だからといって、飼い主さんの自己判断で服用させても良いというわけではありません。サプリメントと同様に動物病院で処方してもらいましょう。もし、かかりつけの病院で取り扱っていない場合は、オンラインで対応してくれる病院を活用するという手もあります。
認知症や夜泣きの改善薬として、一般的に処方されるのは抑肝散です。これは、近年人において認知症やアルツハイマー病に効果があることが報告されています。
フラワーレメディ
フラワーレメディとは、自然の植物や水がもつエネルギーによってネガティブな状態を改善し、心のバランスを取り戻す療法です。自然のものを使っているので、安全で副作用もないと言われています。
老犬の夜泣きに有効とされるのは、リカバリーレメディと呼ばれるもの。これは、主に強いストレスや緊張を感じたときに飲むと効果的とされており、老犬の夜泣きにも有効だそうです。メーカーによっては、レスキューレメディやファイブフラワーレメディとも呼ばれています。
人にも使えるので、愛犬への使用が心配なら、まずは自分で試してみると良いかもしれませんね。
アロマオイルでマッサージ
猫やそのほかの小動物においては有害だと報告されているアロマオイル。嗅覚が優れた犬への使用も賛否が分かれるところですが、リラックス作用のある香りを使うことで、その効果を体感しているという飼い主さんがたくさんいるのも事実です。

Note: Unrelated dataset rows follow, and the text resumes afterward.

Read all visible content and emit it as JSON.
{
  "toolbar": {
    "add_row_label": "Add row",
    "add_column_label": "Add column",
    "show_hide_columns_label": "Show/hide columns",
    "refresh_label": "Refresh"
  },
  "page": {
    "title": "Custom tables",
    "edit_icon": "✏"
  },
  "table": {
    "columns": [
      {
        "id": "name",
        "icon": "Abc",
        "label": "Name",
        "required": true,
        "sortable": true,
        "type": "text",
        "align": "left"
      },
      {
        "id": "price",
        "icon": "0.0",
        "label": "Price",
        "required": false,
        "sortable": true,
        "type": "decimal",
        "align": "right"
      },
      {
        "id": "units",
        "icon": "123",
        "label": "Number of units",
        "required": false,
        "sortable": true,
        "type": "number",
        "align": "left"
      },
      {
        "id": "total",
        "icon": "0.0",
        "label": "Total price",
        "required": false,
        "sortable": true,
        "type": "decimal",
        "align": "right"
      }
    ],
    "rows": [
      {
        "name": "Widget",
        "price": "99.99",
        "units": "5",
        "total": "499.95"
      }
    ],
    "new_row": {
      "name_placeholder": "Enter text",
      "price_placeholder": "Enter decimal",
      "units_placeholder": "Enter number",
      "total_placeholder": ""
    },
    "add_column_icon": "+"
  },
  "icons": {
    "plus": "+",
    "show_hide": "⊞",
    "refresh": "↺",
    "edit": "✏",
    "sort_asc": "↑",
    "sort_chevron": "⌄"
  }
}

そんなアロマオイルでマッサージをする場合は、次のような注意点があります。
・精油は合成されていない100%天然のものを選ぶ
・犬が嫌がる香りを使わない
・マッサージオイルの精油濃度は0.1%以下にする
・皮膚に問題がないか最初にパッチテストを行う
・アレルギー反応が出ていないか確認する
・マスタードなどの犬に使ってはいけないアロマを使用しない(ほかにも多数ある)
・アロマオイルを誤飲させない
・長時間、長期間の使用は控える
・空腹時または食後1時間はマッサージをしない
夜泣きする老犬と離れるという選択も
老犬の夜泣きで心身ともに疲れてしまった飼い主さんであっても、薬で無理やり眠らせることに負い目を感じる人もいるかもしれません。また、薬やそのほかの方法もすべて試したけれど、どれも良い結果が得られなかった飼い主さんもいるでしょう。
そんな時は、老犬ホームやペットホテルに預けたり、ペットシッターに手伝ってもらったりして、飼い主さんの元気を回復することも大切です。そうして飼い主さん以外の人と関わったり、家以外の場所に行ったりすることで多くの刺激を得られるので、愛犬にとってもプラスになると考えられます。
愛犬と飼い主さんの両方がストレスなく生活するために、上手にプロの力を借りましょう。
まとめ:老犬の夜泣き対策として睡眠薬は有効な場合もあるが、獣医師との相談が必須!
正しい用法・用量を守って睡眠薬を与えることで、副作用なく老犬の夜泣きを改善できる場合もあります。しかし、量や薬の飲み合わせなどいくつか注意する点があったり、睡眠薬を避けた方が良い場合もあったりと、かかりつけの獣医師との相談が必須であることが分かったことでしょう。
また、睡眠薬を使わない対処法もいくつか紹介したので、まだ試していない方法があればぜひ実践してみてください。そして、もうすべてやってみたが夜泣きを改善できず、飼い主さんの心身が消耗してしまっている場合は、飼い主さんだけでなく愛犬のためにもプロの力を借りることも検討してみましょう。